Marinova was the third high-profile journalist to be killed in the EU in the past year, and the fourth since the start of 2017.

Working at the private TVN television, she had recently launched a current-events talk show called Detector. In the last episode, which aired on September 30, the show broadcast interviews with Dimitar Stoyanov from the investigative Bivol.bg website and Attila Biro from the Romanian RISE Project.

The two had been investigating alleged fraud with EU funds linked to big businessmen and politicians when they were detained by armed Bulgarian police for more than seven hours in mid-September as they followed up on a tip that crucial documents were being burned in a field outside the capital, Sofia.

It was unclear why the pair was detained, but the incident took place just a day after Bivol and RISE published the first part of their investigation alleging massive corruption in EU-funded projects in Bulgaria.

The investigation focused in part on records from GP Group, a Bulgarian infrastructure company. Journalists found that as much as 40 percent of EU funds were being siphoned away from infrastructure projects and used for illegal payments such as bribes.

"It's dangerous to be a journalist in Bulgaria and physical assault is just one of the threats," says Silvia Velikova, a senior journalist from Bulgarian National Radio who covers the judiciary and politics.

"Corrupt institutions can arrest you on an ID check, start criminal or tax investigations against you, scare you in interviews, or even have you fired. Faced with those options, journalists may decide not to ask tough questions," she adds.

In outlining its concerns for the climate journalists face in the Balkan country, Reporters Without Borders laid part of the blame on the government.

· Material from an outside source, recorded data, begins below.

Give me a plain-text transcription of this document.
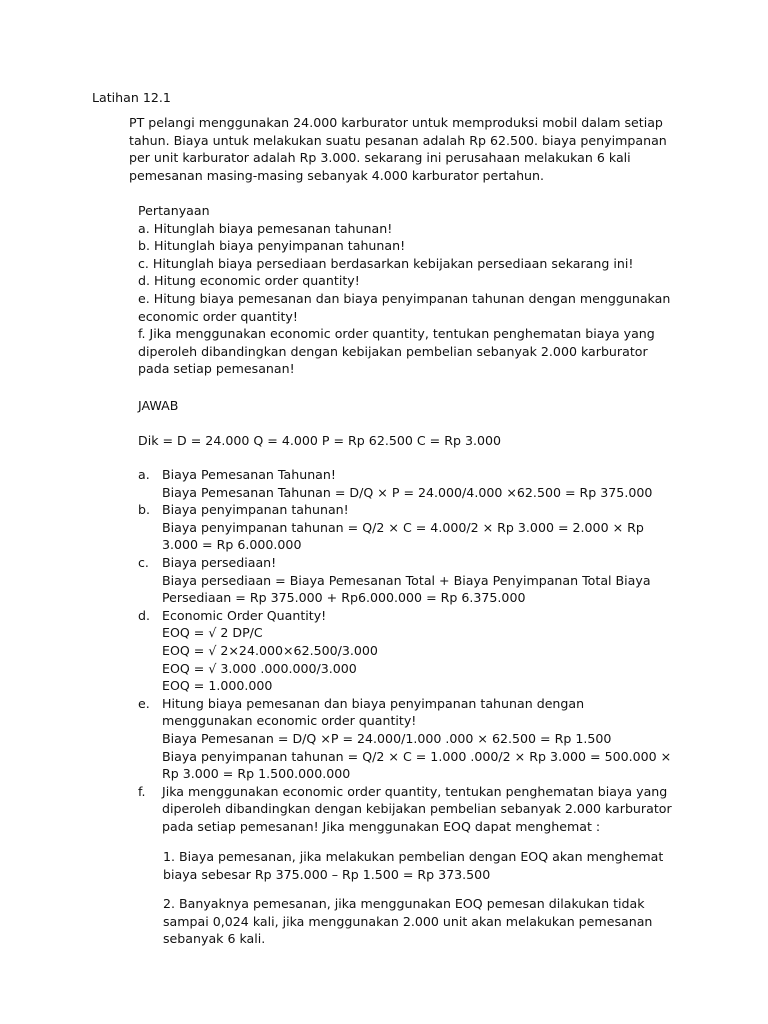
Latihan 12.1

PT pelangi menggunakan 24.000 karburator untuk memproduksi mobil dalam setiap tahun. Biaya untuk melakukan suatu pesanan adalah Rp 62.500. biaya penyimpanan per unit karburator adalah Rp 3.000. sekarang ini perusahaan melakukan 6 kali pemesanan masing-masing sebanyak 4.000 karburator pertahun.

Pertanyaan
a. Hitunglah biaya pemesanan tahunan!
b. Hitunglah biaya penyimpanan tahunan!
c. Hitunglah biaya persediaan berdasarkan kebijakan persediaan sekarang ini!
d. Hitung economic order quantity!
e. Hitung biaya pemesanan dan biaya penyimpanan tahunan dengan menggunakan economic order quantity!
f. Jika menggunakan economic order quantity, tentukan penghematan biaya yang diperoleh dibandingkan dengan kebijakan pembelian sebanyak 2.000 karburator pada setiap pemesanan!
JAWAB
Dik = D = 24.000 Q = 4.000 P = Rp 62.500 C = Rp 3.000
a. Biaya Pemesanan Tahunan!
Biaya Pemesanan Tahunan = D/Q × P = 24.000/4.000 ×62.500 = Rp 375.000
b. Biaya penyimpanan tahunan!
Biaya penyimpanan tahunan = Q/2 × C = 4.000/2 × Rp 3.000 = 2.000 × Rp 3.000 = Rp 6.000.000
c. Biaya persediaan!
Biaya persediaan = Biaya Pemesanan Total + Biaya Penyimpanan Total Biaya Persediaan = Rp 375.000 + Rp6.000.000 = Rp 6.375.000
d. Economic Order Quantity!
EOQ = √ 2 DP/C
EOQ = √ 2×24.000×62.500/3.000
EOQ = √ 3.000 .000.000/3.000
EOQ = 1.000.000
e. Hitung biaya pemesanan dan biaya penyimpanan tahunan dengan menggunakan economic order quantity!
Biaya Pemesanan = D/Q ×P = 24.000/1.000 .000 × 62.500 = Rp 1.500
Biaya penyimpanan tahunan = Q/2 × C = 1.000 .000/2 × Rp 3.000 = 500.000 × Rp 3.000 = Rp 1.500.000.000
f. Jika menggunakan economic order quantity, tentukan penghematan biaya yang diperoleh dibandingkan dengan kebijakan pembelian sebanyak 2.000 karburator pada setiap pemesanan! Jika menggunakan EOQ dapat menghemat :
1. Biaya pemesanan, jika melakukan pembelian dengan EOQ akan menghemat biaya sebesar Rp 375.000 – Rp 1.500 = Rp 373.500
2. Banyaknya pemesanan, jika menggunakan EOQ pemesan dilakukan tidak sampai 0,024 kali, jika menggunakan 2.000 unit akan melakukan pemesanan sebanyak 6 kali.
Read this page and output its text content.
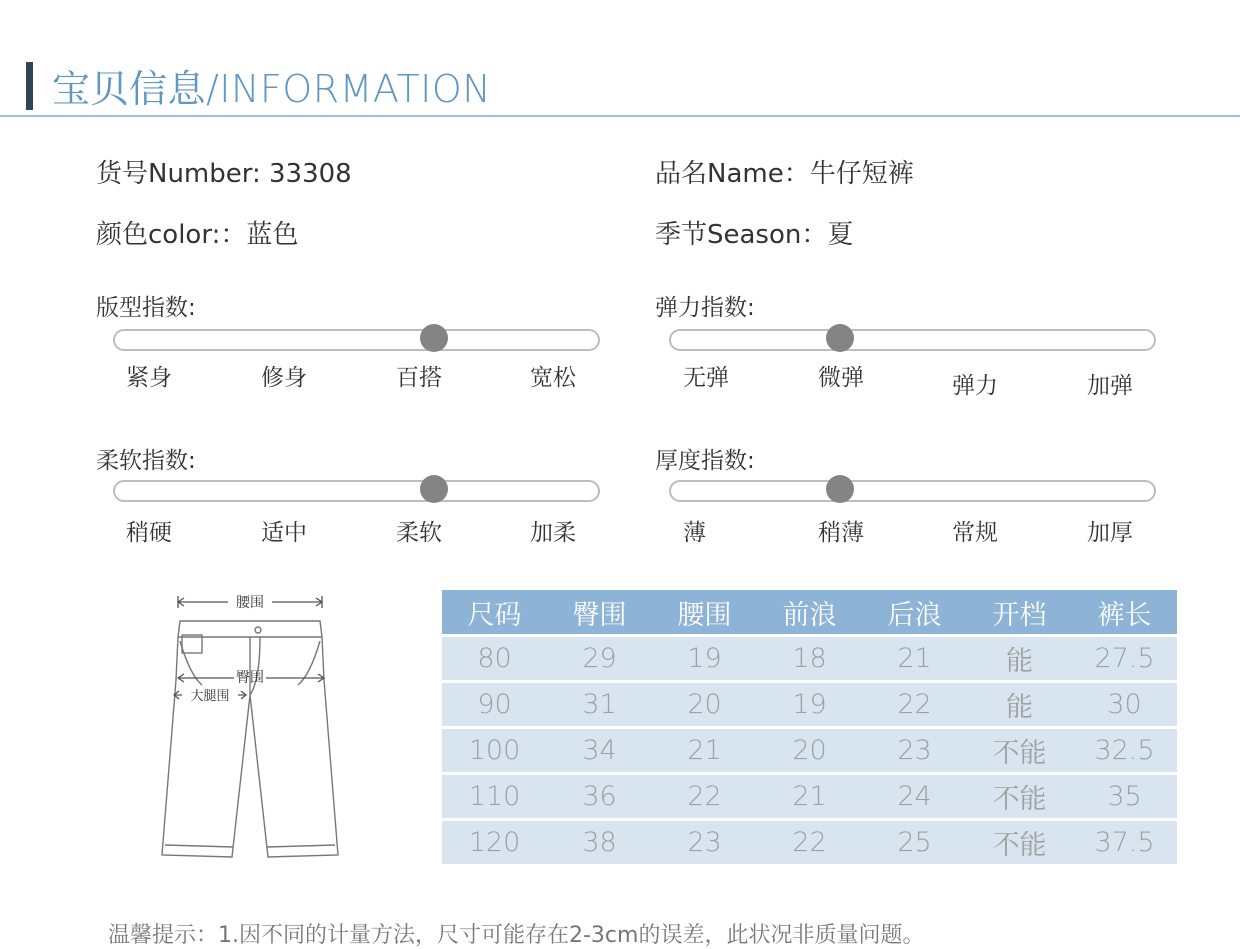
宝贝信息/INFORMATION
货号Number: 33308	品名Name：牛仔短裤
颜色color:：蓝色	季节Season：夏
版型指数:
紧身	修身	百搭	宽松
弹力指数:
无弹	微弹	弹力	加弹
柔软指数:
稍硬	适中	柔软	加柔
厚度指数:
薄	稍薄	常规	加厚
腰围
臀围
大腿围
尺码	臀围	腰围	前浪	后浪	开档	裤长
80	29	19	18	21	能	27.5
90	31	20	19	22	能	30
100	34	21	20	23	不能	32.5
110	36	22	21	24	不能	35
120	38	23	22	25	不能	37.5
温馨提示：1.因不同的计量方法，尺寸可能存在2-3cm的误差，此状况非质量问题。
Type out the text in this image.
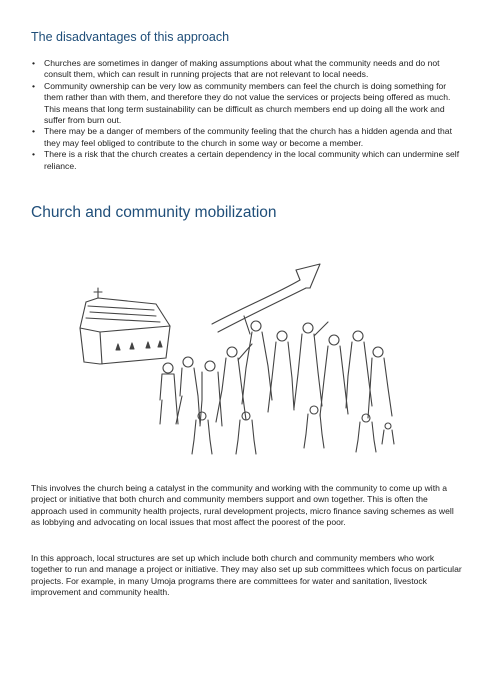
The disadvantages of this approach
• Churches are sometimes in danger of making assumptions about what the community needs and do not consult them, which can result in running projects that are not relevant to local needs.
• Community ownership can be very low as community members can feel the church is doing something for them rather than with them, and therefore they do not value the services or projects being offered as much. This means that long term sustainability can be difficult as church members end up doing all the work and suffer from burn out.
• There may be a danger of members of the community feeling that the church has a hidden agenda and that they may feel obliged to contribute to the church in some way or become a member.
• There is a risk that the church creates a certain dependency in the local community which can undermine self reliance.
Church and community mobilization

This involves the church being a catalyst in the community and working with the community to come up with a project or initiative that both church and community members support and own together. This is often the approach used in community health projects, rural development projects, micro finance saving schemes as well as lobbying and advocating on local issues that most affect the poorest of the poor.

In this approach, local structures are set up which include both church and community members who work together to run and manage a project or initiative. They may also set up sub committees which focus on particular projects. For example, in many Umoja programs there are committees for water and sanitation, livestock improvement and community health.
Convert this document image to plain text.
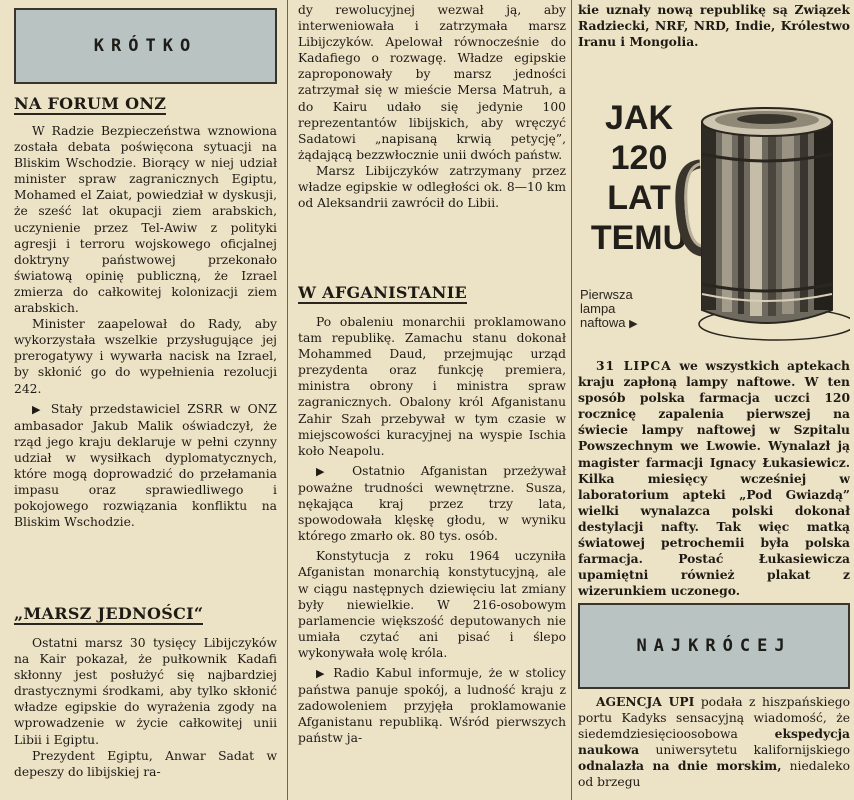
KRÓTKO
NA FORUM ONZ

W Radzie Bezpieczeństwa wznowiona została debata poświęcona sytuacji na Bliskim Wschodzie. Biorący w niej udział minister spraw zagranicznych Egiptu, Mohamed el Zaiat, powiedział w dyskusji, że sześć lat okupacji ziem arabskich, uczynienie przez Tel-Awiw z polityki agresji i terroru wojskowego oficjalnej doktryny państwowej przekonało światową opinię publiczną, że Izrael zmierza do całkowitej kolonizacji ziem arabskich.

Minister zaapelował do Rady, aby wykorzystała wszelkie przysługujące jej prerogatywy i wywarła nacisk na Izrael, by skłonić go do wypełnienia rezolucji 242.

▶ Stały przedstawiciel ZSRR w ONZ ambasador Jakub Malik oświadczył, że rząd jego kraju deklaruje w pełni czynny udział w wysiłkach dyplomatycznych, które mogą doprowadzić do przełamania impasu oraz sprawiedliwego i pokojowego rozwiązania konfliktu na Bliskim Wschodzie.

„MARSZ JEDNOŚCI“

Ostatni marsz 30 tysięcy Libijczyków na Kair pokazał, że pułkownik Kadafi skłonny jest posłużyć się najbardziej drastycznymi środkami, aby tylko skłonić władze egipskie do wyrażenia zgody na wprowadzenie w życie całkowitej unii Libii i Egiptu.

Prezydent Egiptu, Anwar Sadat w depeszy do libijskiej ra-

dy rewolucyjnej wezwał ją, aby interweniowała i zatrzymała marsz Libijczyków. Apelował równocześnie do Kadafiego o rozwagę. Władze egipskie zaproponowały by marsz jedności zatrzymał się w mieście Mersa Matruh, a do Kairu udało się jedynie 100 reprezentantów libijskich, aby wręczyć Sadatowi „napisaną krwią petycję”, żądającą bezzwłocznie unii dwóch państw.

Marsz Libijczyków zatrzymany przez władze egipskie w odległości ok. 8—10 km od Aleksandrii zawrócił do Libii.

W AFGANISTANIE

Po obaleniu monarchii proklamowano tam republikę. Zamachu stanu dokonał Mohammed Daud, przejmując urząd prezydenta oraz funkcję premiera, ministra obrony i ministra spraw zagranicznych. Obalony król Afganistanu Zahir Szah przebywał w tym czasie w miejscowości kuracyjnej na wyspie Ischia koło Neapolu.

▶ Ostatnio Afganistan przeżywał poważne trudności wewnętrzne. Susza, nękająca kraj przez trzy lata, spowodowała klęskę głodu, w wyniku którego zmarło ok. 80 tys. osób.

Konstytucja z roku 1964 uczyniła Afganistan monarchią konstytucyjną, ale w ciągu następnych dziewięciu lat zmiany były niewielkie. W 216-osobowym parlamencie większość deputowanych nie umiała czytać ani pisać i ślepo wykonywała wolę króla.

▶ Radio Kabul informuje, że w stolicy państwa panuje spokój, a ludność kraju z zadowoleniem przyjęła proklamowanie Afganistanu republiką. Wśród pierwszych państw ja-

kie uznały nową republikę są Związek Radziecki, NRF, NRD, Indie, Królestwo Iranu i Mongolia.

JAK
120
LAT
TEMU
Pierwsza
lampa
naftowa ▶

31 LIPCA we wszystkich aptekach kraju zapłoną lampy naftowe. W ten sposób polska farmacja uczci 120 rocznicę zapalenia pierwszej na świecie lampy naftowej w Szpitalu Powszechnym we Lwowie. Wynalazł ją magister farmacji Ignacy Łukasiewicz. Kilka miesięcy wcześniej w laboratorium apteki „Pod Gwiazdą” wielki wynalazca polski dokonał destylacji nafty. Tak więc matką światowej petrochemii była polska farmacja. Postać Łukasiewicza upamiętni również plakat z wizerunkiem uczonego.

NAJKRÓCEJ

AGENCJA UPI podała z hiszpańskiego portu Kadyks sensacyjną wiadomość, że siedemdziesięcioosobowa	ekspedycja naukowa uniwersytetu kalifornijskiego odnalazła na dnie morskim, niedaleko od brzegu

It said officials allocated EU funding to some media outlets with "a complete lack of transparency, in effect bribing them to go easy on the government in their reporting or refrain from covering certain problematic stories altogether."

"Threats and attacks against journalists have intensified in recent months," the September report noted in the index, which put Bulgaria almost 40 places below Greece, the bloc's second-worst ranking.

"It can prove dangerous to be a journalist in Bulgaria.